A new analysis documents the rise in numbers of American adults with metabolic syndrome. Photo by Bru-nO/Pixabay
June 23 (UPI) -- As many as 37 percent of all American adults have metabolic syndrome, placing them at increased risk for heart disease and other health problems, according to a study published Tuesday by JAMA.
In addition, nearly half of all U.S. adults aged 60 years and older have the condition, the researchers said.
Metabolic syndrome is a cluster of conditions -- including high blood pressure, high blood sugar, excess body fat and abnormal cholesterol -- that occur together, according to the Mayo Clinic. Collectively, they increase a person's risk for heart disease, stroke and type 2 diabetes.
A 2015 study found that one in three American adults has metabolic syndrome.
"The prevalence of metabolic syndrome has continued to increase," study co-author Dr. Robert Wong, a gastroenterologist at Stanford University, told UPI.

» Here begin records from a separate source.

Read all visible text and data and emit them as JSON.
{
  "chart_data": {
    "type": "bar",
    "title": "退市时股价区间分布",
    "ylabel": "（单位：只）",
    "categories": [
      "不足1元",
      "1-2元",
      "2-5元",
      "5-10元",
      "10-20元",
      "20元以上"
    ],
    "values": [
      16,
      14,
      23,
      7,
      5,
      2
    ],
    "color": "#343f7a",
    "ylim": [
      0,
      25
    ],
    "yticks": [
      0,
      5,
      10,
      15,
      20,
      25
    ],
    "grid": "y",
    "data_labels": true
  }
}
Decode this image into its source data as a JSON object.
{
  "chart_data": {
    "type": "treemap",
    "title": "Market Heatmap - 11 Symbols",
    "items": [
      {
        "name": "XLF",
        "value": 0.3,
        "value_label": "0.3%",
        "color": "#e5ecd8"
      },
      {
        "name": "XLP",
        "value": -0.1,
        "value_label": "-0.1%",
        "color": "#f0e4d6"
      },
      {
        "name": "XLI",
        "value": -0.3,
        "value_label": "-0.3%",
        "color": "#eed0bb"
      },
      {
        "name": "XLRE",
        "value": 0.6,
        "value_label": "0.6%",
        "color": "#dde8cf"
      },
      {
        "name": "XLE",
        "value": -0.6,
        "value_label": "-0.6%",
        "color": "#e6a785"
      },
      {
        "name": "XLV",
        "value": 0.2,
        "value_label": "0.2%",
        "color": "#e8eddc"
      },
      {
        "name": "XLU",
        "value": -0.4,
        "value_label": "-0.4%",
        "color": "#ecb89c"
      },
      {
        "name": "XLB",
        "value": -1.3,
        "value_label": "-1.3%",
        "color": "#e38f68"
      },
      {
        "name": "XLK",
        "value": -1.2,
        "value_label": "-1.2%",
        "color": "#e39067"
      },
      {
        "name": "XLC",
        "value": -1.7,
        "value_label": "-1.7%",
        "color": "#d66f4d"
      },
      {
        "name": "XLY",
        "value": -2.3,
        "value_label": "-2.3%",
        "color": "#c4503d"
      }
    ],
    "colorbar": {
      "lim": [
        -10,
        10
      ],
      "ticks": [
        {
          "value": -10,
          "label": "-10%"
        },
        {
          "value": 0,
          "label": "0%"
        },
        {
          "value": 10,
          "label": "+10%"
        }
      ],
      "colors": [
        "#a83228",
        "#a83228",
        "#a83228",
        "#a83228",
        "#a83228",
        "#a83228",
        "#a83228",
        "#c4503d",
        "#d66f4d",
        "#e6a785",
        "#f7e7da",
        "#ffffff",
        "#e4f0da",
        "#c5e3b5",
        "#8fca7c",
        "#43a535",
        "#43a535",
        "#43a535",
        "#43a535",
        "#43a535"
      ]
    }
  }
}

"Our results emphasize the importance of raising greater awareness of this public health issue, and highlight the need for patients and providers to work together to proactively and effectively screen [for] diseases associated with metabolic syndrome such as obesity, hypertension, insulin resistance and [high cholesterol]," he said.
For the new research, Wong and colleagues reviewed data on more than 17,000 adults from the National Health and Nutrition Examination Survey, covering a six-year period from 2011 through 2016.
In all, 36.9 percent of participants had metabolic syndrome in 2015-16, up from 32.5 percent in 2011-12, they found.
Older adults still made up the brunt of metabolic syndrome cases within the study population, but younger adults had the highest increase in prevalence over the study period, the researchers said.
By 2015-16, 21.3 of adults aged 20 to 39 years had metabolic syndrome, up from 16.2 percent in 2011-12, they said.
Large increases in prevalence also were seen in Hispanic and Asian populations, researchers reported.
Overall, 40.4 percent of Hispanic adults had metabolic syndrome in 2015-16, up from 32.9 percent in 2011-12, while, among Asian Americans, prevalence increased to 26.2 percent from 19.9 percent over the same period.
"Minimizing risk of and preventing developing of metabolic syndrome is challenging," Wong said.
"However, adopting a more active and health-conscious lifestyle, through healthy diets as well as regular exercise, certainly helps with reducing risks of metabolic syndrome and its associated complications."